The spark for knowledge exchange
In the 1400, Gutenberg invented the printing press, enabling the first wave of knowledge exchange. Previous to the invention of the industrial printing press, vast amounts of books were produced by ecclesiastical scribes, copying page after page of original text into a copied handwritten book. Because of the limited availability of books and the labour intensive requirements of book production, only a very limited number of people could read. Not only did the printing press give greater exposure of the written word to the masses (and it therefore facilitated an interest in literacy), it also provided the platform for capturing knowledge and innovation. This knowledge capturing process allowed information to be transported, shared across groups and communities and the concept of innovation spread in a way that could not have been achieved before hand.
Spreading the word, sharing innovation
The invention of the printing press allowed for the innovation and knowledge of the agricultural revolution to be captured and spread across Europe, rapidly. The spread of improvements to farming techniques facilitated a huge explosion of population and the conditions were established for the industrial revolution to take place, and the onset of the new industrial factory form.
Second wave of knowledge exchange
The increased pace of industrialisation and improved manufacturing techniques led to many innovations. One such development was the railway, which first appeared in the UK and was then embraced in the flourishing new territories of the USA. The railways presented an interesting problem to organisational design. It was the first mass organisation that was geographically spread over vast distances, making command and control a problem. The answer to this new problem came through a wired communication system. Along the huge railway lines ran telegraph wires, thus ensuring effective real-time communications across a vast area.
Soon, this technology made way for wireless communications, which once again revolutionised trade and communications. A large amount of trade took place by boat and until the invention of wireless communications, it was impossible to change the destination of cargo once the ship had set sale on its voyage. Wireless communications allowed trade to extend into the real-time world of movements of goods and created the real-time global economy.

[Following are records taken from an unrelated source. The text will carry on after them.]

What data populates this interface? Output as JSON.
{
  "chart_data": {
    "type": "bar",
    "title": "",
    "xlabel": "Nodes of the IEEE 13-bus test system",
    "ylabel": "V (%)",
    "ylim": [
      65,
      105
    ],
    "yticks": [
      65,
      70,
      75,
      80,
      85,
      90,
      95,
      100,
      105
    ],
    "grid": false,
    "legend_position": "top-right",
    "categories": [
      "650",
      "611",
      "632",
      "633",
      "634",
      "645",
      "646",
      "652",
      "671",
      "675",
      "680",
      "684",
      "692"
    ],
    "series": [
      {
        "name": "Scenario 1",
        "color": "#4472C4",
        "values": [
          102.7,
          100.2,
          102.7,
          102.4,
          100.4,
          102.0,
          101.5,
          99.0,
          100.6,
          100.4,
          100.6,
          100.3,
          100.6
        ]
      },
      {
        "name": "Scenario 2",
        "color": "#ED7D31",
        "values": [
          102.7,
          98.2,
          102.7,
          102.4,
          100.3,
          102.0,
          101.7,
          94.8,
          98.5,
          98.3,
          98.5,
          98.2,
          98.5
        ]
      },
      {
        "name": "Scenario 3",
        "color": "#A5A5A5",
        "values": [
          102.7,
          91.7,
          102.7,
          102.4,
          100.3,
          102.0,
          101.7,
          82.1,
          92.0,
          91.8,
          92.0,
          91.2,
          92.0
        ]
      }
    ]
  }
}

Third wave of knowledge exchange
After the end of the Second World War, many organisation and technologies that had previously been employed in the war effort were then employed in commercial ventures. A young physicist, Timothy Berns-Lee, is credited with inventing the Internet in 1989 utilising server communications. Few inventions have grown so rapidly and had such a profound effect as the Internet. The Internet has enabled information exchange in a rapid and dynamic space, and it has also provided the platform for new social networks to form outside of organisational constructs. This phenomenon has allowed a rapid development of new technologies and signalled an acceleration of innovation similar to the effect of the invention of the computer.
Where will this take us?
Innovation and knowledge exchange is continuing to accelerate. Ideas, products and services appear to have an increasingly shorter and shorter “half-life”. New ideas and concepts are canalising established products and services at an increased rate. Maintaining user acceptance and critical mass relies on developing new technologies, services and products based on user accepted standards and social requirements for new innovations. In short, new innovations need to be useful, easy to use and primarily based around the practice of 'plug and play'.